Ethics experts and Trump critics call for Senate investigation into Graham’s probe into presidential election


In a letter, Walter Shaub, a former high ethics watchdog for the federal authorities, Richard Painter, the chief ethics lawyer for President George W. Bush’s administration, and Claire Finkelstein, the director of the University of Pennsylvania’s Center for Ethics and the Rule of Law, requested the panel to look into Graham’s call final week with Georgia Secretary of State Brad Raffensperger, and whether or not Graham “suggested” that Raffensperger “disenfranchise Georgia voters by not counting votes lawfully cast for the office of president.”

They additionally requested the panel to analyze whether or not Graham “threatened anyone with a Senate investigation of the Georgia vote tally.”

The Senate panel evaluations complaints “from virtually any source,” in line with its pointers, however whether or not it is going to probe Graham is unsure. The panel, which is evenly cut up between three Democrats and three Republicans, acts in secrecy and typically presents little greater than a slap on the wrist to admonish a senator’s misconduct.

Graham instructed CNN “no, not at all” on Wednesday when requested if he is involved about dealing with any ethics investigation.

“I get accused of everything, I’m just going to keep being me,” Graham stated within the Capitol. “I called up the Secretary of State to find out how you verify a signature and what database you use because I think it’s important that if we’re going to vote by mail, we get it right.”

Graham, the chairman of the Senate Judiciary Committee and a high Trump ally, has no oversight over election issues, which falls underneath the jurisdiction of the Senate Rules Committee, and has confronted a barrage of criticism for his interventions within the democratic course of.

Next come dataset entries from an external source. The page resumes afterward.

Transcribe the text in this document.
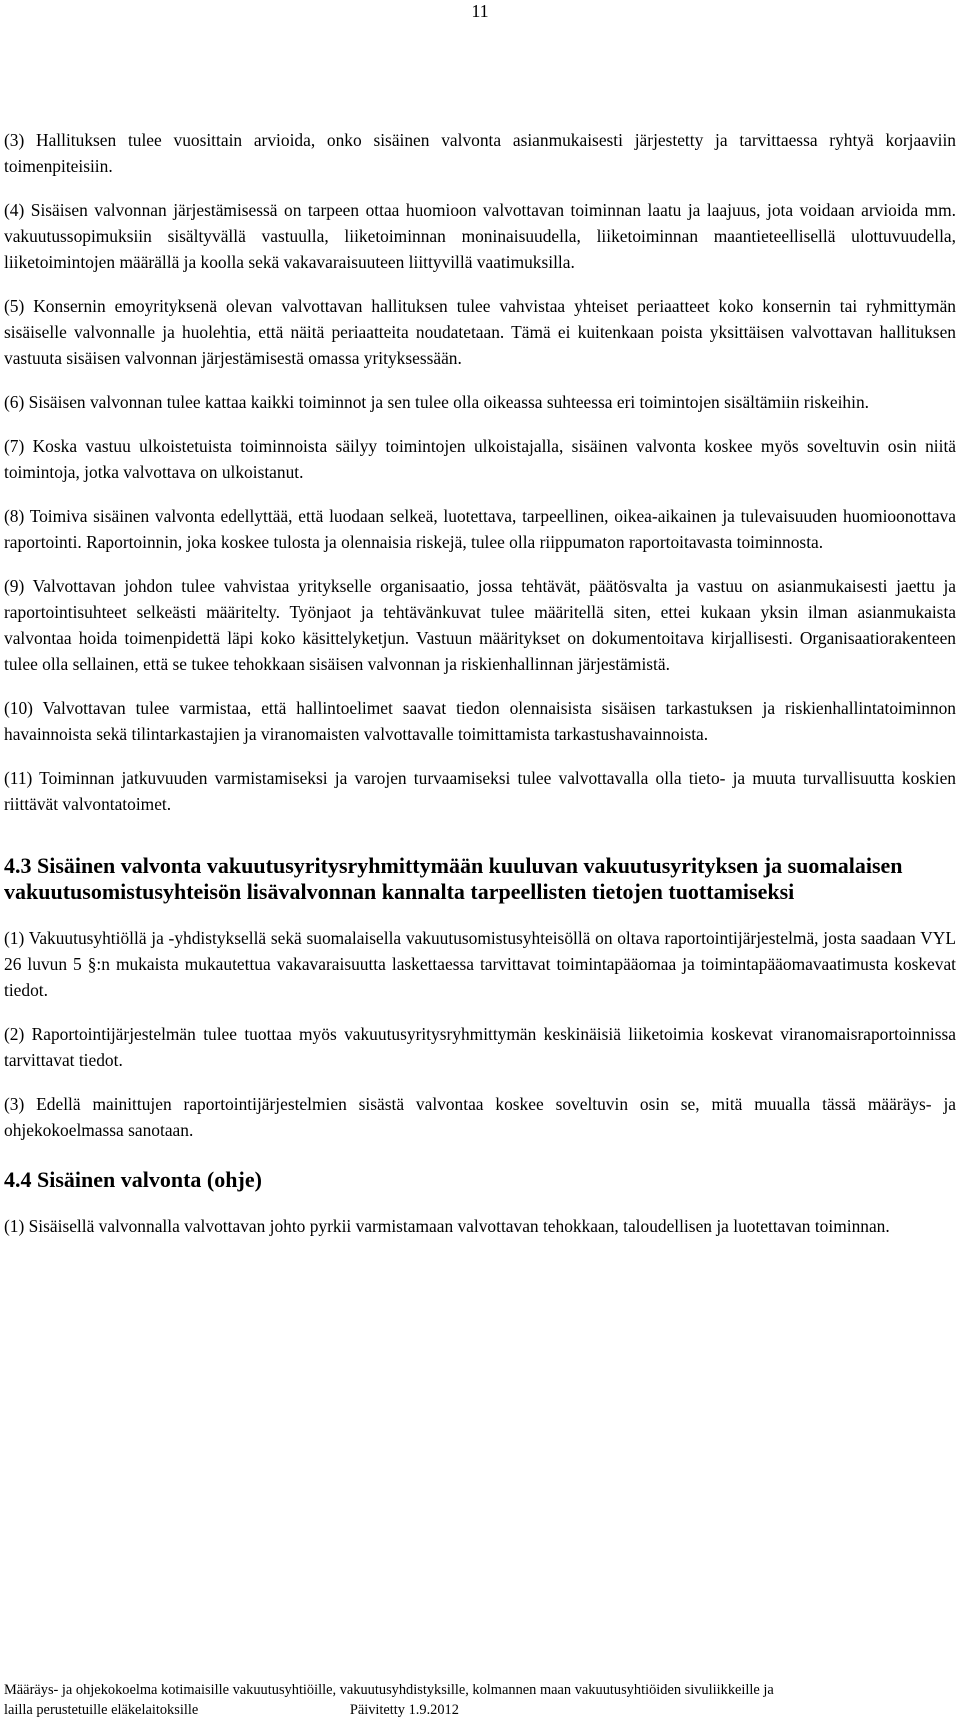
11

(3) Hallituksen tulee vuosittain arvioida, onko sisäinen valvonta asianmukaisesti järjestetty ja tarvittaessa ryhtyä korjaaviin toimenpiteisiin.

(4) Sisäisen valvonnan järjestämisessä on tarpeen ottaa huomioon valvottavan toiminnan laatu ja laajuus, jota voidaan arvioida mm. vakuutussopimuksiin sisältyvällä vastuulla, liiketoiminnan moninaisuudella, liiketoiminnan maantieteellisellä ulottuvuudella, liiketoimintojen määrällä ja koolla sekä vakavaraisuuteen liittyvillä vaatimuksilla.

(5) Konsernin emoyrityksenä olevan valvottavan hallituksen tulee vahvistaa yhteiset periaatteet koko konsernin tai ryhmittymän sisäiselle valvonnalle ja huolehtia, että näitä periaatteita noudatetaan. Tämä ei kuitenkaan poista yksittäisen valvottavan hallituksen vastuuta sisäisen valvonnan järjestämisestä omassa yrityksessään.

(6) Sisäisen valvonnan tulee kattaa kaikki toiminnot ja sen tulee olla oikeassa suhteessa eri toimintojen sisältämiin riskeihin.

(7) Koska vastuu ulkoistetuista toiminnoista säilyy toimintojen ulkoistajalla, sisäinen valvonta koskee myös soveltuvin osin niitä toimintoja, jotka valvottava on ulkoistanut.

(8) Toimiva sisäinen valvonta edellyttää, että luodaan selkeä, luotettava, tarpeellinen, oikea-aikainen ja tulevaisuuden huomioonottava raportointi. Raportoinnin, joka koskee tulosta ja olennaisia riskejä, tulee olla riippumaton raportoitavasta toiminnosta.

(9) Valvottavan johdon tulee vahvistaa yritykselle organisaatio, jossa tehtävät, päätösvalta ja vastuu on asianmukaisesti jaettu ja raportointisuhteet selkeästi määritelty. Työnjaot ja tehtävänkuvat tulee määritellä siten, ettei kukaan yksin ilman asianmukaista valvontaa hoida toimenpidettä läpi koko käsittelyketjun. Vastuun määritykset on dokumentoitava kirjallisesti. Organisaatiorakenteen tulee olla sellainen, että se tukee tehokkaan sisäisen valvonnan ja riskienhallinnan järjestämistä.

(10) Valvottavan tulee varmistaa, että hallintoelimet saavat tiedon olennaisista sisäisen tarkastuksen ja riskienhallintatoiminnon havainnoista sekä tilintarkastajien ja viranomaisten valvottavalle toimittamista tarkastushavainnoista.

(11) Toiminnan jatkuvuuden varmistamiseksi ja varojen turvaamiseksi tulee valvottavalla olla tieto- ja muuta turvallisuutta koskien riittävät valvontatoimet.

4.3 Sisäinen valvonta vakuutusyritysryhmittymään kuuluvan vakuutusyrityksen ja suomalaisen vakuutusomistusyhteisön lisävalvonnan kannalta tarpeellisten tietojen tuottamiseksi

(1) Vakuutusyhtiöllä ja -yhdistyksellä sekä suomalaisella vakuutusomistusyhteisöllä on oltava raportointijärjestelmä, josta saadaan VYL 26 luvun 5 §:n mukaista mukautettua vakavaraisuutta laskettaessa tarvittavat toimintapääomaa ja toimintapääomavaatimusta koskevat tiedot.

(2) Raportointijärjestelmän tulee tuottaa myös vakuutusyritysryhmittymän keskinäisiä liiketoimia koskevat viranomaisraportoinnissa tarvittavat tiedot.

(3) Edellä mainittujen raportointijärjestelmien sisästä valvontaa koskee soveltuvin osin se, mitä muualla tässä määräys- ja ohjekokoelmassa sanotaan.

4.4 Sisäinen valvonta (ohje)

(1) Sisäisellä valvonnalla valvottavan johto pyrkii varmistamaan valvottavan tehokkaan, taloudellisen ja luotettavan toiminnan.

Määräys- ja ohjekokoelma kotimaisille vakuutusyhtiöille, vakuutusyhdistyksille, kolmannen maan vakuutusyhtiöiden sivuliikkeille ja
lailla perustetuille eläkelaitoksille	Päivitetty 1.9.2012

But he defended his call to Raffensperger, who’s presently overseeing the Georgia recount, and has stated that he also investigated the voting practices of Arizona and Nevada — two different states that Joe Biden gained. Graham has maintained that he is concerned with defending the integrity of absentee voting and zeroing-in on signature matching, though there isn’t any proof of widespread voter fraud.

Graham has not seemed into states that Trump gained. Asked why not, Graham stated Wednesday “because they’re not in question. I mean, we’re looking at states where there’s a contest. I’m not looking at states that he lost. I’m looking at states where there’s a challenge.”

Graham spokesman Kevin Bishop additionally dismissed the ethics grievance, noting that Painter and Schaub are “long-time, frequent and vocal critics of Sen. Graham.”

In the letter, the three ethics experts and Trump critics wrote that if the allegations are true, Graham’s conduct is “an abuse of office” and “unbecoming of a senator,” and claimed that the Ethics committee led by Oklahoma Republican Sen. James Lankford and Delaware Democratic Sen. Chris Coons ought to “seek an appropriate sanction or any other appropriate remedy.”

“For the Chairman of the Senate Judiciary Committee to suggest to a state Secretary of State that he refrain from counting lawful votes threatens the electoral process and damages representative democracy,” they wrote.

Raffensperger stated on CNN’s “The Situation Room” on Monday that Graham had hinted that he ought to attempt to discard some ballots in Georgia.

“It was just an implication of, ‘Look hard and see how many ballots you could throw out,'” stated Raffensperger.

Georgia election implementation supervisor Gabriel Sterling, who works for Raffensperger, stated on Tuesday that he had participated within the call with Graham on Friday. Sterling stated he had heard the senator ask if state officers may throw out all the absentee ballots the place a “percentage” of signatures didn’t “truly” match.

Graham’s feedback “might have gone a little to the edge of” what folks deem acceptable, stated Sterling. But he added that he understood why Raffensperger and Graham interpreted the dialog in a different way.

“The President is going to continue to fight; his supporters continue to fight,” Sterling stated. “Our job is to continue to follow the law, and we were answering process questions.”

CNN’s Sarah Fortinsky and Ted Barrett contributed to this report.